Mr Bokhari, however, argued that people’s money have been laundered and appropriated to purchase the London flats, adding that the prime minister was answerable for the false statements he had made before the National Assembly.
The PTI counsel described the Nov 5, 2016, Qatari letter as an attempt on the part of the prime minister to pad up his defence. In his address to the nation on April 5, 2016, he identified the sale of the Jeddah factory as the source of finances for his son’s business. But the prime minister never stated that the money was invested in Qatar. In his speech to parliament, he asserted that the record regarding the sale of Jeddah factory was available, but nothing had been placed on record as of yet.
On Monday, the Supreme Court spent considerable time discussing the statement of incumbent Finance Minister Ishaq Dar, recorded before a magistrate as an approver in the Rs3.4 billion Hudabiya Paper Mills default reference by the National Accountability Bureau (NAB). The statement made under Section 164 of the Criminal Procedure Code (CrPC) was recorded on April 25, 2000.
Later, the Sharif family had challenged the same before the Lahore High Court, where Justice Sardar Shamim quashed the reference on March 11, 2014, explaining that if re-investigation was allowed against the Sharif family, it will provide an opportunity to investigators to pad up loopholes in their case.
At this, Justice Ejaz Afzal Khan observed that the NAB chairman showed connivance by not moving an appeal before the Supreme Court against the high court’s decision. But by ordering the NAB chairman to file a belated appeal, the court cannot arrogate itself to sit in appeal against the high court judgement, the judge said.
Was not it obligatory for some authority or agency to look into the details of the matter and ascertain whether the allegations against the Sharif family were wrong or right, Justice Khosa asked. He said the Supreme Court had held that the finality of the Tauqir Sadiq Ogra corruption case by the Islamabad High Court was not an obstacle for the Supreme Court to take up the matter again under Article 184(3) of the Constitution.
He recalled that the Supreme Court had given a judgement that a statement under Section 164 had to be recorded before a magistrate and can be used as evidence by any forum.
But Justice Khan recalled a Federal Shariat Court judgement, in which it was held that confessions in Hadd cases should be recorded before the competent court and not before a magistrate.
Mr Bokhari argued that he was seeking court directions that the NAB chairman, by not filing the appeal against the high court judgement, had committed dereliction of duty. Therefore, a reference should be moved against him before the Supreme Judicial Council (SJC).
Justice Khosa reminded the counsel that though the reference was quashed, the allegations still survived.

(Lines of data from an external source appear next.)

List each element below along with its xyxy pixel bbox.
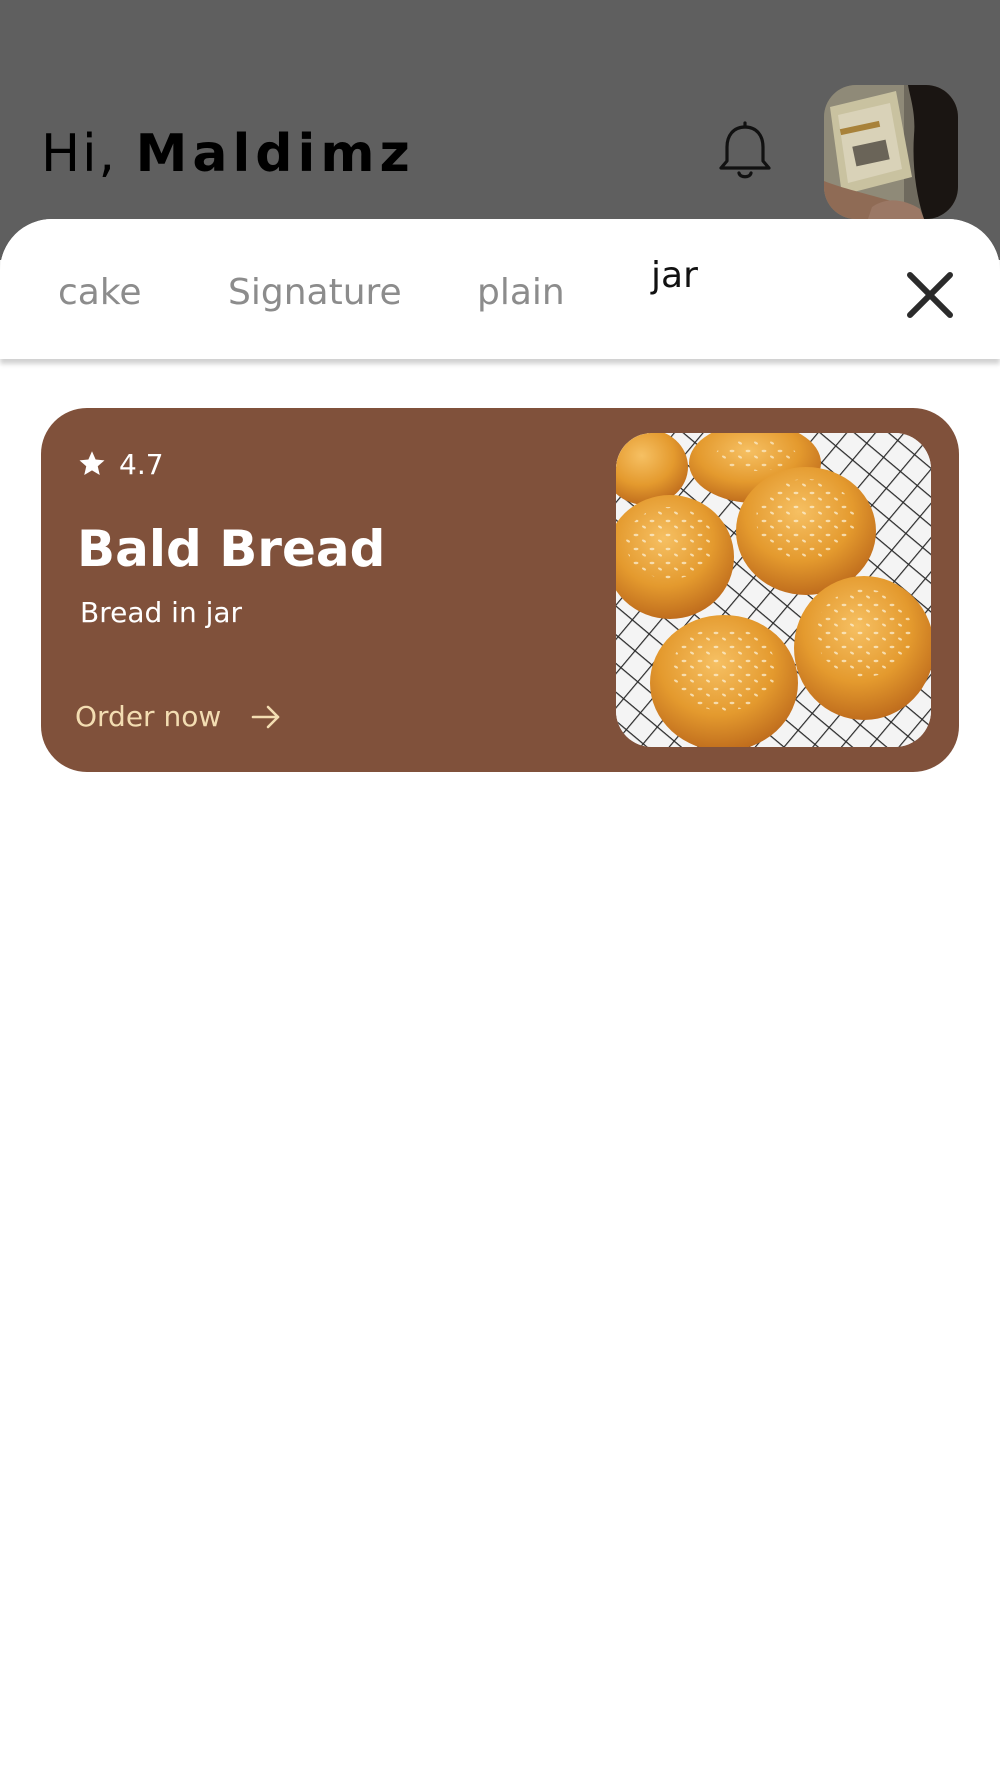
tab-signature[interactable]: Signature [228, 269, 402, 317]
avatar[interactable] [824, 85, 958, 219]
product-subtitle: Bread in jar [80, 596, 243, 629]
bread-photo [616, 433, 931, 747]
rating: 4.7 [77, 444, 164, 484]
greeting-prefix: Hi, [41, 124, 136, 184]
product-title: Bald Bread [77, 520, 386, 578]
rating-value: 4.7 [119, 447, 164, 481]
order-now-button[interactable]: Order now [75, 697, 283, 737]
star-icon [79, 451, 105, 475]
tab-cake[interactable]: cake [58, 269, 142, 317]
category-sheet: cake Signature plain jar 4.7 Bald Bread … [0, 219, 1000, 1778]
user-name: Maldimz [135, 124, 415, 184]
order-now-label: Order now [75, 700, 222, 733]
product-image [616, 433, 931, 747]
tab-jar[interactable]: jar [651, 252, 698, 300]
bell-icon[interactable] [712, 120, 778, 186]
greeting: Hi, Maldimz [41, 118, 415, 190]
arrow-right-icon [251, 705, 280, 729]
category-tabs: cake Signature plain jar [0, 219, 1000, 359]
close-icon[interactable] [900, 265, 960, 325]
tab-plain[interactable]: plain [477, 269, 565, 317]
product-card[interactable]: 4.7 Bald Bread Bread in jar Order now [41, 408, 959, 772]
avatar-photo [824, 85, 958, 219]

Therefore the value and worth of the statement of Ishaq Dar under Section 164 still holds the field, adding that the quashing of the reference does not mean that the accused were acquitted.
At this point, Justice Khan quipped: “Provided we ignore the judgement of the referee judge”.
“I can anticipate that if we call the NAB chairman and inform him that the court was sending a reference [against him] before the SJC, he may himself volunteer to hold a re-investigation,” Justice Khosa observed.
The judge asked then the counsel to file an application before the NAB chairman, and in case it was rejected, he could move an appeal and take his chances.
During the proceedings, Justice Khan wondered how, when the entire family business was run by Mian Sharif, could the prime minister recall the whole money trail.
But Justice Khosa referred to three different stories relating to the Sharifs’ investment in Dubai, Jeddah, Qatar, which then ended up in London and said that if all the money in the three investments belonged to Mian Sharif, the money that travelled to London would ultimately go to the prime minister under the law of inheritance.